Some segments of hard-to-electrify subsectors, such as aviation, freight rail, and potentially some MHD vehicles are expected to rely on green hydrogen and renewable biofuels (e.g., renewable jet fuel) to fully replace fossil fuel combustion if zero emission applications are not feasible.

Airplanes will run on “green hydrogen.” Has there been as of today any demonstration of the feasibility of such a thing, let alone any company working to develop a commercial version?

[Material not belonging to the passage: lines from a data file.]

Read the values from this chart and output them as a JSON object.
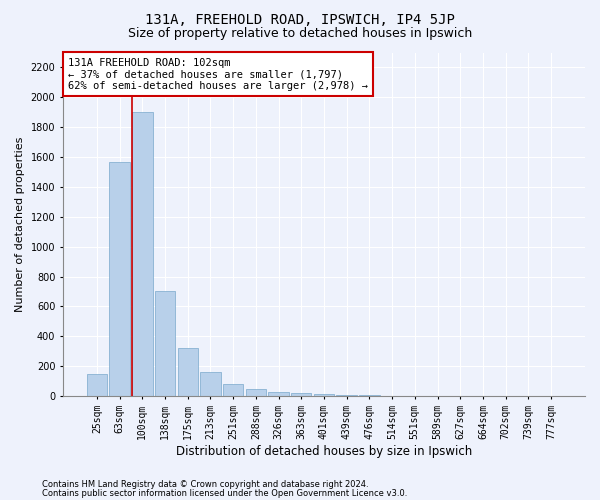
{
  "title": "131A, FREEHOLD ROAD, IPSWICH, IP4 5JP",
  "subtitle": "Size of property relative to detached houses in Ipswich",
  "xlabel": "Distribution of detached houses by size in Ipswich",
  "ylabel": "Number of detached properties",
  "categories": [
    "25sqm",
    "63sqm",
    "100sqm",
    "138sqm",
    "175sqm",
    "213sqm",
    "251sqm",
    "288sqm",
    "326sqm",
    "363sqm",
    "401sqm",
    "439sqm",
    "476sqm",
    "514sqm",
    "551sqm",
    "589sqm",
    "627sqm",
    "664sqm",
    "702sqm",
    "739sqm",
    "777sqm"
  ],
  "values": [
    150,
    1570,
    1900,
    700,
    325,
    160,
    80,
    45,
    25,
    20,
    15,
    8,
    5,
    3,
    2,
    2,
    1,
    1,
    1,
    1,
    0
  ],
  "bar_color": "#b8d0ea",
  "bar_edge_color": "#7aa8cc",
  "vline_color": "#cc0000",
  "annotation_text": "131A FREEHOLD ROAD: 102sqm\n← 37% of detached houses are smaller (1,797)\n62% of semi-detached houses are larger (2,978) →",
  "annotation_box_color": "white",
  "annotation_box_edge_color": "#cc0000",
  "ylim": [
    0,
    2300
  ],
  "yticks": [
    0,
    200,
    400,
    600,
    800,
    1000,
    1200,
    1400,
    1600,
    1800,
    2000,
    2200
  ],
  "footer_line1": "Contains HM Land Registry data © Crown copyright and database right 2024.",
  "footer_line2": "Contains public sector information licensed under the Open Government Licence v3.0.",
  "background_color": "#eef2fc",
  "grid_color": "#ffffff",
  "title_fontsize": 10,
  "subtitle_fontsize": 9,
  "tick_fontsize": 7,
  "ylabel_fontsize": 8,
  "xlabel_fontsize": 8.5,
  "annotation_fontsize": 7.5,
  "footer_fontsize": 6
}
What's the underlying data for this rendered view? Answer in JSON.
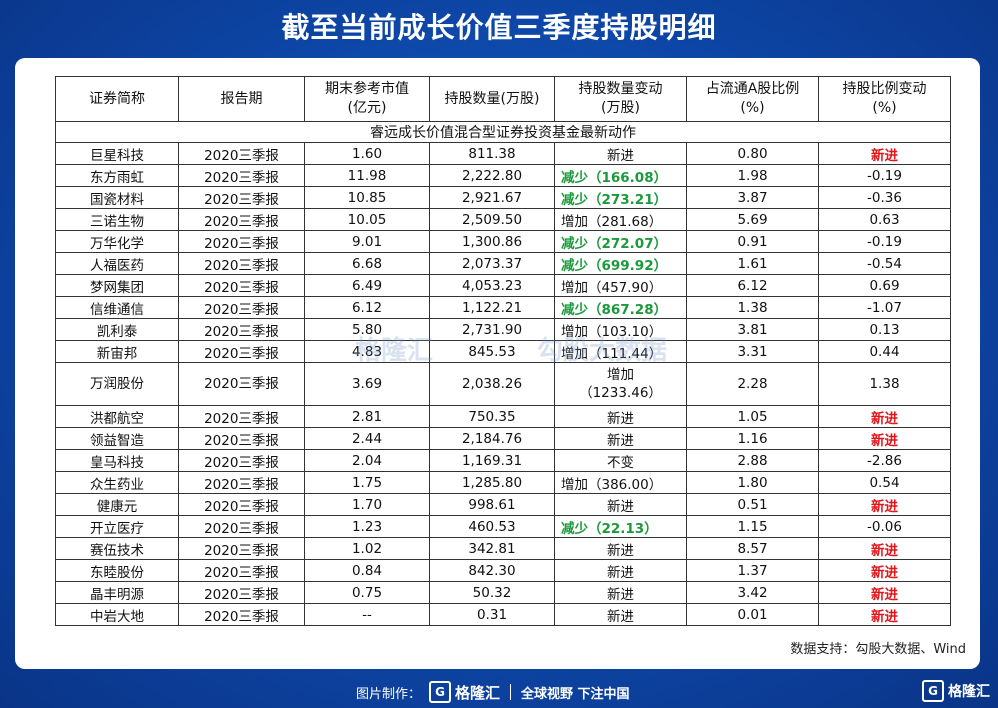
{
  "title": "截至当前成长价值三季度持股明细",
  "table": {
    "caption": "睿远成长价值混合型证券投资基金最新动作",
    "headers": [
      "证券简称",
      "报告期",
      "期末参考市值\n(亿元)",
      "持股数量(万股)",
      "持股数量变动\n(万股)",
      "占流通A股比例\n(%)",
      "持股比例变动\n(%)"
    ],
    "rows": [
      {
        "name": "巨星科技",
        "period": "2020三季报",
        "value": "1.60",
        "shares": "811.38",
        "change": "新进",
        "change_type": "new",
        "ratio": "0.80",
        "ratio_change": "新进",
        "rc_type": "new"
      },
      {
        "name": "东方雨虹",
        "period": "2020三季报",
        "value": "11.98",
        "shares": "2,222.80",
        "change": "减少（166.08）",
        "change_type": "dec",
        "ratio": "1.98",
        "ratio_change": "-0.19",
        "rc_type": "num"
      },
      {
        "name": "国瓷材料",
        "period": "2020三季报",
        "value": "10.85",
        "shares": "2,921.67",
        "change": "减少（273.21）",
        "change_type": "dec",
        "ratio": "3.87",
        "ratio_change": "-0.36",
        "rc_type": "num"
      },
      {
        "name": "三诺生物",
        "period": "2020三季报",
        "value": "10.05",
        "shares": "2,509.50",
        "change": "增加（281.68）",
        "change_type": "inc",
        "ratio": "5.69",
        "ratio_change": "0.63",
        "rc_type": "num"
      },
      {
        "name": "万华化学",
        "period": "2020三季报",
        "value": "9.01",
        "shares": "1,300.86",
        "change": "减少（272.07）",
        "change_type": "dec",
        "ratio": "0.91",
        "ratio_change": "-0.19",
        "rc_type": "num"
      },
      {
        "name": "人福医药",
        "period": "2020三季报",
        "value": "6.68",
        "shares": "2,073.37",
        "change": "减少（699.92）",
        "change_type": "dec",
        "ratio": "1.61",
        "ratio_change": "-0.54",
        "rc_type": "num"
      },
      {
        "name": "梦网集团",
        "period": "2020三季报",
        "value": "6.49",
        "shares": "4,053.23",
        "change": "增加（457.90）",
        "change_type": "inc",
        "ratio": "6.12",
        "ratio_change": "0.69",
        "rc_type": "num"
      },
      {
        "name": "信维通信",
        "period": "2020三季报",
        "value": "6.12",
        "shares": "1,122.21",
        "change": "减少（867.28）",
        "change_type": "dec",
        "ratio": "1.38",
        "ratio_change": "-1.07",
        "rc_type": "num"
      },
      {
        "name": "凯利泰",
        "period": "2020三季报",
        "value": "5.80",
        "shares": "2,731.90",
        "change": "增加（103.10）",
        "change_type": "inc",
        "ratio": "3.81",
        "ratio_change": "0.13",
        "rc_type": "num"
      },
      {
        "name": "新宙邦",
        "period": "2020三季报",
        "value": "4.83",
        "shares": "845.53",
        "change": "增加（111.44）",
        "change_type": "inc",
        "ratio": "3.31",
        "ratio_change": "0.44",
        "rc_type": "num"
      },
      {
        "name": "万润股份",
        "period": "2020三季报",
        "value": "3.69",
        "shares": "2,038.26",
        "change": "增加\n（1233.46）",
        "change_type": "tall",
        "ratio": "2.28",
        "ratio_change": "1.38",
        "rc_type": "num"
      },
      {
        "name": "洪都航空",
        "period": "2020三季报",
        "value": "2.81",
        "shares": "750.35",
        "change": "新进",
        "change_type": "new",
        "ratio": "1.05",
        "ratio_change": "新进",
        "rc_type": "new"
      },
      {
        "name": "领益智造",
        "period": "2020三季报",
        "value": "2.44",
        "shares": "2,184.76",
        "change": "新进",
        "change_type": "new",
        "ratio": "1.16",
        "ratio_change": "新进",
        "rc_type": "new"
      },
      {
        "name": "皇马科技",
        "period": "2020三季报",
        "value": "2.04",
        "shares": "1,169.31",
        "change": "不变",
        "change_type": "new",
        "ratio": "2.88",
        "ratio_change": "-2.86",
        "rc_type": "num"
      },
      {
        "name": "众生药业",
        "period": "2020三季报",
        "value": "1.75",
        "shares": "1,285.80",
        "change": "增加（386.00）",
        "change_type": "inc",
        "ratio": "1.80",
        "ratio_change": "0.54",
        "rc_type": "num"
      },
      {
        "name": "健康元",
        "period": "2020三季报",
        "value": "1.70",
        "shares": "998.61",
        "change": "新进",
        "change_type": "new",
        "ratio": "0.51",
        "ratio_change": "新进",
        "rc_type": "new"
      },
      {
        "name": "开立医疗",
        "period": "2020三季报",
        "value": "1.23",
        "shares": "460.53",
        "change": "减少（22.13）",
        "change_type": "dec",
        "ratio": "1.15",
        "ratio_change": "-0.06",
        "rc_type": "num"
      },
      {
        "name": "赛伍技术",
        "period": "2020三季报",
        "value": "1.02",
        "shares": "342.81",
        "change": "新进",
        "change_type": "new",
        "ratio": "8.57",
        "ratio_change": "新进",
        "rc_type": "new"
      },
      {
        "name": "东睦股份",
        "period": "2020三季报",
        "value": "0.84",
        "shares": "842.30",
        "change": "新进",
        "change_type": "new",
        "ratio": "1.37",
        "ratio_change": "新进",
        "rc_type": "new"
      },
      {
        "name": "晶丰明源",
        "period": "2020三季报",
        "value": "0.75",
        "shares": "50.32",
        "change": "新进",
        "change_type": "new",
        "ratio": "3.42",
        "ratio_change": "新进",
        "rc_type": "new"
      },
      {
        "name": "中岩大地",
        "period": "2020三季报",
        "value": "--",
        "shares": "0.31",
        "change": "新进",
        "change_type": "new",
        "ratio": "0.01",
        "ratio_change": "新进",
        "rc_type": "new"
      }
    ]
  },
  "watermark": {
    "left": "格隆汇",
    "right": "勾股大数据"
  },
  "source": "数据支持：勾股大数据、Wind",
  "footer": {
    "made_by": "图片制作：",
    "logo_mark": "G",
    "logo_text": "格隆汇",
    "slogan": "全球视野 下注中国",
    "right_logo_mark": "G",
    "right_logo_text": "格隆汇"
  },
  "colors": {
    "decrease": "#1a9a3a",
    "new_highlight": "#e0161b",
    "background": "#0d46a6"
  }
}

The Scoping Plan does build on what is called an “Integration Analysis,” that supposedly weighs (wildly underestimated) costs against (almost entirely imaginary) benefits of this energy transition, and comes out with a supposedly positive answer. I don’t have nearly the space here to go into detail on this subject, but highly recommend a November 22 Report from the Empire Center called “The Green Scheme,” as well as the December 15 blog post at Roger Caiazza’s Pragmatic Environmentalist of New York site titled “Review of Costs in Green Scheme: The Climate Action Council’s Climate Transition Cost Analysis.” Here is one among many choice quotes from Caiazza:

The Integration Analysis is not a feasibility study. The Analysis does not include an engineering evaluation to determine how the grid has to be upgraded to maintain current reliability standards much less how much it will cost. One feasibility aspect that is included is a technology to cover the need for zero emissions, firm dispatchable resources. The analysis proposes using hydrogen resources for this aspect of the system but that technology has not been proven at the scale necessary for New York’s requirements. Any cost estimates of an unproven technology are wildly uncertain. In addition, I cannot find any reference to necessary transmission ancillary services support so I agree that the grid issues raised have been overlooked.

I suppose one possibility is that New York actually proceeds down the road laid out in this “Scoping Plan,” and rapidly hits the green energy wall that I discussed in my post a couple of weeks ago. But this work product is so preposterous and so amateurish that my prediction is that after a few years it will just be ignored and forgotten.